Thursday, August 14, 2008

Freedom poet

During the 19th century, British power moved away from Madras and was concentrated at Delhi. Most of the agitations against British rule happened closer to that city, though many movements were pan-Indian in scope. In the Madras Presidency, there were quite a few leaders who not only exercised influence at a national level but were also key figures in organizing local resistance. One such was Subramania Bharati. A precocious poet, he went on to be a path-breaker and an inspiration for modernizing Tamil literature.

He had the opportunity to travel around much of the country before he turned 20. His thinking broadened by his travels, Bharati railed against not just the British, but against various social inequities as well. A feminist ahead of his times, he ridiculed practices that did not allow women to participate more fully in matters of economics and politics. Bharati wrote not only for the older audience, but through his 'Songs for Toddlers', attempted to sensitise children at a very early age. Apart from his writings, he was also a vigourous supporter of various enterprises that thumbed their noses at the British and had to flee to Pondicherry, which was under French rule. Though he was later imprisoned for a short spell, Bharati was keen to stay out of jail to ensure that the various newspapers and magazines he published were uninterrupted, going so far as to swear off all political activities.

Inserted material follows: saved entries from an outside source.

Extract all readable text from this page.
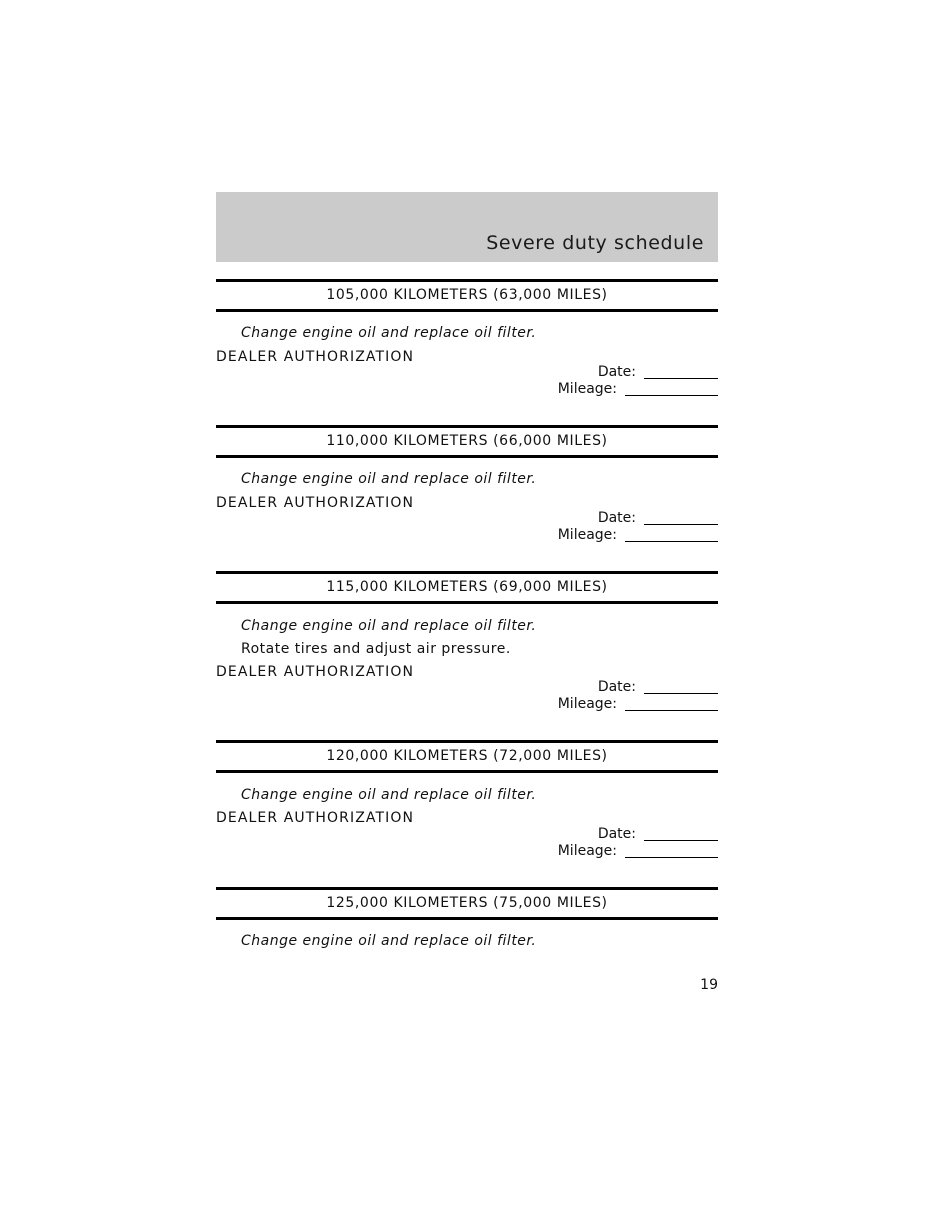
Severe duty schedule
105,000 KILOMETERS (63,000 MILES)
Change engine oil and replace oil filter.
DEALER AUTHORIZATION
Date:
Mileage:
110,000 KILOMETERS (66,000 MILES)
Change engine oil and replace oil filter.
DEALER AUTHORIZATION
Date:
Mileage:
115,000 KILOMETERS (69,000 MILES)
Change engine oil and replace oil filter.
Rotate tires and adjust air pressure.
DEALER AUTHORIZATION
Date:
Mileage:
120,000 KILOMETERS (72,000 MILES)
Change engine oil and replace oil filter.
DEALER AUTHORIZATION
Date:
Mileage:
125,000 KILOMETERS (75,000 MILES)
Change engine oil and replace oil filter.
19
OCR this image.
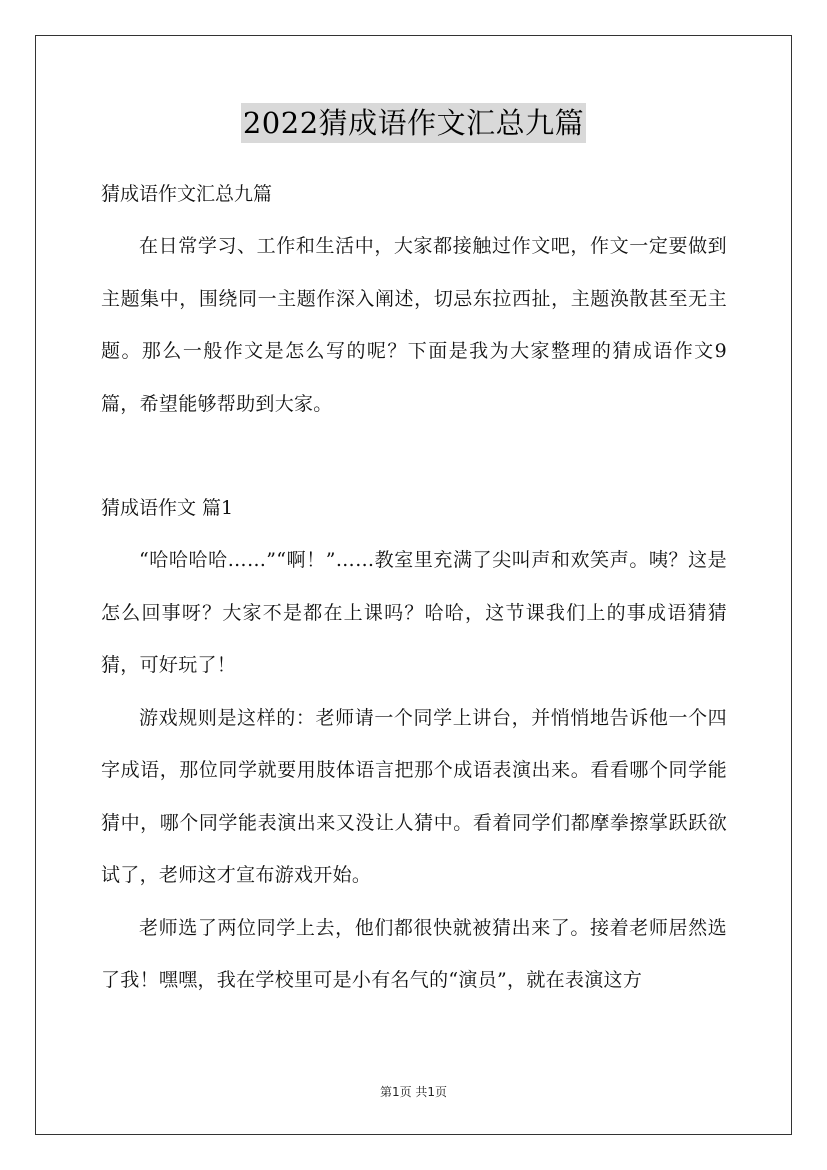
2022猜成语作文汇总九篇

猜成语作文汇总九篇

在日常学习、工作和生活中，大家都接触过作文吧，作文一定要做到主题集中，围绕同一主题作深入阐述，切忌东拉西扯，主题涣散甚至无主题。那么一般作文是怎么写的呢？下面是我为大家整理的猜成语作文9篇，希望能够帮助到大家。

猜成语作文 篇1

“哈哈哈哈……”“啊！”……教室里充满了尖叫声和欢笑声。咦？这是怎么回事呀？大家不是都在上课吗？哈哈，这节课我们上的事成语猜猜猜，可好玩了！

游戏规则是这样的：老师请一个同学上讲台，并悄悄地告诉他一个四字成语，那位同学就要用肢体语言把那个成语表演出来。看看哪个同学能猜中，哪个同学能表演出来又没让人猜中。看着同学们都摩拳擦掌跃跃欲试了，老师这才宣布游戏开始。

老师选了两位同学上去，他们都很快就被猜出来了。接着老师居然选了我！嘿嘿，我在学校里可是小有名气的“演员”，就在表演这方

第1页 共1页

This statue of his, on the Marina, is quite close to where he spent the last few years of his life. He died before he turned 40, penniless and friendless - mainly because he was seen as having succumbed to British pressure!



2 comments:

sreesnake said...

"... penniless and friendless - mainly because he was seen as having succumbed to British pressure!"???? Where did that come from? Maybe this is a knee-jerk reaction from a Bharathy fan, but I would rather say that it was so because he DIDN'T succumb to British pressure!!During those times, ardent freedom fighters only had those of their ilk as friends. It was no secret that the 'agraharam' treated him as an 'untouchable' more for his principles (both against the British as well as social evils)which didn't sag a bit till his death.

Sometimes I don't, sometimes I do said...

>> Sree>> Once he agreed to stay out of politics, his sources of revenue thinned out, but he still continued to publish. But you are right, the 'friendless' part is more because he was ahead of his time on social issues.